Portai una mano alla sua guancia e la lasciai lì, per rubarne il calore.
< Di non essere in grado. Di farle male, alla fine, di permettere a tutto ciò che ho passato, abbiamo passato, di portarmela via >
< Non succederà >
< Come fai ad esserne sicuro? >
< Perché noi siamo qui. E lo siamo perché abbiamo imparato da tempo a lottare e a gestire le nostre ferite. Perché se non fossimo in grado non sarebbe semplicemente successo >.
Sapevo che avrei ricordato quel momento per tutta la vita. In quella stanza da letto, tra lenzuola stropicciate, odore di cioccolata e suoni lontani di una città che stava per svegliarsi.
Mi accorsi di star piangendo solo quando Mello mi strofinò il pollice sulla guancia per cancellare le lacrime.
< Sei più emotiva del solito. E’ una cosa comune tra le donne incinta? >.
Risi, asciugandomi gli occhi, risi di cuore, e mi sentii incredibilmente felice. Non avevo nessun motivo per avere paura.
Lo abbracciai forte, incurante delle sue proteste su quanto improvvisamente melensa stessi diventando e chiusi gli occhi, invocando una sola parola.
Abracadabra.




Fine.




E’ stato un parto, lo so.
In realtà quest’ultimo capitolo è letteralmente esploso qualche giorno fa, l’ho scritto in qualche ora senza fermarmi un attimo.

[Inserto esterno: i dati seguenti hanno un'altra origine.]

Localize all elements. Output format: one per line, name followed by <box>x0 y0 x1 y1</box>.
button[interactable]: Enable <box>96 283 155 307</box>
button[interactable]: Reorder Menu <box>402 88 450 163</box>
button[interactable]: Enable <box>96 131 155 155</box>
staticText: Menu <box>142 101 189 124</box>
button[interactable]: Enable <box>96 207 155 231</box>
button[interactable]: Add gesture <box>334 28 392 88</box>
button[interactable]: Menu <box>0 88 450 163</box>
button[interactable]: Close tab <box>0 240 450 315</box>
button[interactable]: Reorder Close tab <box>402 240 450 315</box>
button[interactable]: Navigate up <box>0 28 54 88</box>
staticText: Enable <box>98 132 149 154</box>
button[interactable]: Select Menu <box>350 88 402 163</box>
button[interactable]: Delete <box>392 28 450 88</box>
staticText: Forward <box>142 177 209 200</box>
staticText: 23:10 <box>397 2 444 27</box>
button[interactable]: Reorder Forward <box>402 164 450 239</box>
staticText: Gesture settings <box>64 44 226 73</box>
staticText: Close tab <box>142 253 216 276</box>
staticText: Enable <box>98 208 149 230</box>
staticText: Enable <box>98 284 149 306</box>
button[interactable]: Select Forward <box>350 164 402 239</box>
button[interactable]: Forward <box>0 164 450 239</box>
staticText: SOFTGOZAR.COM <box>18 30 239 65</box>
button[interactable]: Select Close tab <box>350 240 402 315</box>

Il motivo di questo immenso ritardo può essere ricondotto a molti fattori, ma fondamentalmente è uno: sono cambiata. Il mio stile, ciò che voglio trasmettere, il modo di esprimermi non è più lo stesso e non riuscivo più a ritrovarmi nella storia, ogni volta che provavo a concluderla. Per questo probabilmente troverete un po' diverso questo epilogo, ma spero vi piaccia comunque. Io sono molto felice di essere riuscita ad arrivare a scrivere la parola fine alle vicende di Caridee.
Vi ringrazio per tutto il sostegno, i commenti, le vostre parole sono sempre state ciò che più mi hanno spinto ad andare avanti.